Chapter 2: DNA-encoded Library Machine Learning Applications
-
Published:21 Feb 2025
-
Special Collection: 2025 eBook CollectionSeries: Drug Discovery Series
E. A. Sigel, in DNA-encoded Library Technology for Drug Discovery, ed. G. Liu, C. J. Krusemark, and J. Li, Royal Society of Chemistry, 2025, vol. 85, ch. 2, pp. 17-40.
Download citation file:
Machine learning (ML) has begun to realize its promise in many domains in the last several years. While small molecule drug discovery has lagged in comparison to other areas, developments in computing capabilities, data generation, and algorithms have enabled significant progress in molecule prediction.
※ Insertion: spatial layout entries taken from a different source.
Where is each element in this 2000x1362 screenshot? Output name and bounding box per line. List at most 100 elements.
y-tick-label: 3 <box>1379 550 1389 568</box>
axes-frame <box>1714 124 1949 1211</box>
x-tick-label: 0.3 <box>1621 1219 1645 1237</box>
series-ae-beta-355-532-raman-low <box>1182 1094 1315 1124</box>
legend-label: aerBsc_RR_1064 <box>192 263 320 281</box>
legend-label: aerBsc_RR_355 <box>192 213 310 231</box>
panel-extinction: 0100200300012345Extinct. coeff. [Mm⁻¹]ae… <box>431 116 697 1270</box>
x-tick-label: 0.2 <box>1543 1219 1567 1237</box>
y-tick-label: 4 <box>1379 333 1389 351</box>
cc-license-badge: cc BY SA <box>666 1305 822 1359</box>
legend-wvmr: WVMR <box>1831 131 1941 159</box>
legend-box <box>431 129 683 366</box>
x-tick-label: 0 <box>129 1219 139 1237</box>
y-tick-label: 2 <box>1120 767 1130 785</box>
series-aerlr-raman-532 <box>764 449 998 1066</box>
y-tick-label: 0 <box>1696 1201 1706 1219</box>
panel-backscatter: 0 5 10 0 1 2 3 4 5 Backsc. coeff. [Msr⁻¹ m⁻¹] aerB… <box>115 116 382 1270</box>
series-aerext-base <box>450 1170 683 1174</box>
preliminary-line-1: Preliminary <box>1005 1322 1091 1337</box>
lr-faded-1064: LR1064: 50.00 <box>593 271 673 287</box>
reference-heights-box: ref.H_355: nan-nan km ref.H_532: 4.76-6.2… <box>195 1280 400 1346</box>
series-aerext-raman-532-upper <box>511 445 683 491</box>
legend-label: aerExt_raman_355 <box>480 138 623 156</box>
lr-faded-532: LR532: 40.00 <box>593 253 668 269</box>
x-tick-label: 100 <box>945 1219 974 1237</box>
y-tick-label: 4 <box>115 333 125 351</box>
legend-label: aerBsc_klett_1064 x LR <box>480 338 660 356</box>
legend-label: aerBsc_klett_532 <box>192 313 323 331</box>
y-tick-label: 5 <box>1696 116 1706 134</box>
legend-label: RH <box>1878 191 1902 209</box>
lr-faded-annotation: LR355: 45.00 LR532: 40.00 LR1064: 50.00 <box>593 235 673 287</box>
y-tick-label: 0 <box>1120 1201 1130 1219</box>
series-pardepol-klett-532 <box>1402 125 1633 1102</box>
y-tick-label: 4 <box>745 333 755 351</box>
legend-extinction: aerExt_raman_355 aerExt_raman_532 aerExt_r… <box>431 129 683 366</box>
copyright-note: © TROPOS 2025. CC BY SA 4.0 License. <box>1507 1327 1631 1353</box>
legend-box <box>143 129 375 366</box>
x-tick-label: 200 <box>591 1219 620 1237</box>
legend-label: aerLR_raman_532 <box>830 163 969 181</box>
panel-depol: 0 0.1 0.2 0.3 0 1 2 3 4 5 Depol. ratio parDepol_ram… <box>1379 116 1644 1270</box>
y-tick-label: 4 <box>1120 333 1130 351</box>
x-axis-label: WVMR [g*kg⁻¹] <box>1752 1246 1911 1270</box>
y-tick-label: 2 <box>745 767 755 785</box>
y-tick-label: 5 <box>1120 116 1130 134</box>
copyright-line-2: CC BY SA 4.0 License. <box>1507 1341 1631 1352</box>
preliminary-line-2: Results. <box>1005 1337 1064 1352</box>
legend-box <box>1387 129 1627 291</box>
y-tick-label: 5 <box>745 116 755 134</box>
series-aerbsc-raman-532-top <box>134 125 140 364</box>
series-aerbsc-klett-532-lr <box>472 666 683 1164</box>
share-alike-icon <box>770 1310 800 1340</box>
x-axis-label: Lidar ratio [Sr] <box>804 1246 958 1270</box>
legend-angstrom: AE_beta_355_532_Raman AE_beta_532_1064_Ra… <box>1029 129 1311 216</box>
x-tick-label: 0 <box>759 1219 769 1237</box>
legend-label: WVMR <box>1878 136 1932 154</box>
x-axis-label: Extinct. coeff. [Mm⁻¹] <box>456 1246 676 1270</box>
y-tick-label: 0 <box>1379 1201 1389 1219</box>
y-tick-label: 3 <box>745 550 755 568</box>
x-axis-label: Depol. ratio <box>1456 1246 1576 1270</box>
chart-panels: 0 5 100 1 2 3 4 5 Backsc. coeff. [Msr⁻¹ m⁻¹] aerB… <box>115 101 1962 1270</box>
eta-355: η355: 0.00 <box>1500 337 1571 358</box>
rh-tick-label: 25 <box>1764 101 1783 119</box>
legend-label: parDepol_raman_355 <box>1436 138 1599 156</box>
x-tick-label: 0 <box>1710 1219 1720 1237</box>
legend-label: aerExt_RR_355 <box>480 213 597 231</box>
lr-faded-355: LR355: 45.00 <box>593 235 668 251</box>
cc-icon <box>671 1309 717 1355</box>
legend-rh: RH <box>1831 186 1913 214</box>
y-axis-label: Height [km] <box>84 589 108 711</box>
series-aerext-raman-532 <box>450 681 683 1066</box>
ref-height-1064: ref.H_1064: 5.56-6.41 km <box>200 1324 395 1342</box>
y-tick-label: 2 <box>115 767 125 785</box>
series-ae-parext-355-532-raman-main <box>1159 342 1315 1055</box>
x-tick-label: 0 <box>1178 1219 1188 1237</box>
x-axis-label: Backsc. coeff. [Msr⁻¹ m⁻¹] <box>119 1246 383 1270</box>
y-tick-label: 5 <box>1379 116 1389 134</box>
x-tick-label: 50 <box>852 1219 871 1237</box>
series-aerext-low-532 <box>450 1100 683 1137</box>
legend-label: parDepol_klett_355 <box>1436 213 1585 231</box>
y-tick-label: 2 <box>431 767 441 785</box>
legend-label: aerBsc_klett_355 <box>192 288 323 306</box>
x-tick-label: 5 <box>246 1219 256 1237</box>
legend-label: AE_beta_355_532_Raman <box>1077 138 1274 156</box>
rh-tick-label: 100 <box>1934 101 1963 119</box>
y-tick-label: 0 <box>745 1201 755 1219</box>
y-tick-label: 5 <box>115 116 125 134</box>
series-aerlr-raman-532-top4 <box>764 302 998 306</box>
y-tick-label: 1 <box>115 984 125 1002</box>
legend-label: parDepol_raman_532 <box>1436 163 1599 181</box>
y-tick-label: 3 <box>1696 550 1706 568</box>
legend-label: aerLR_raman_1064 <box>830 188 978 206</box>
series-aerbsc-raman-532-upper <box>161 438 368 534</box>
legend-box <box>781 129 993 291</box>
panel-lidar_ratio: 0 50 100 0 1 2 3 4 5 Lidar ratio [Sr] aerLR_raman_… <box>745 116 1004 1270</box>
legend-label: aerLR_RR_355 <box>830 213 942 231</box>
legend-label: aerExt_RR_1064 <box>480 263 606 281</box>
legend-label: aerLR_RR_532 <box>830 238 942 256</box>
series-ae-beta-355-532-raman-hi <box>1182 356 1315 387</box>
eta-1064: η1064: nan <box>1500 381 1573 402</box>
DNA-encoded libraries (DELs) represent an efficient way to generate the quantity of data required for effective model building, providing a mechanism for protein-target specific prediction with economics that permit individual organizations to operate. DEL-based machine learning (DEL-ML) has been demonstrated to work for a variety of targets and continues to expand in its usage in the industry and in the approaches reported. With this initial success, a number of challenges and considerations faced by the DEL-ML practitioner have been identified including denoising of DEL data, choice of ML algorithm, hyperparameters and molecule representations, and the need for relevant metrics for assessment, particularly given the high resource and time costs of testing predictions. In order to fully realize the potential of DEL-ML, key improvements in drug discovery infrastructure and broad availability of DEL data are needed.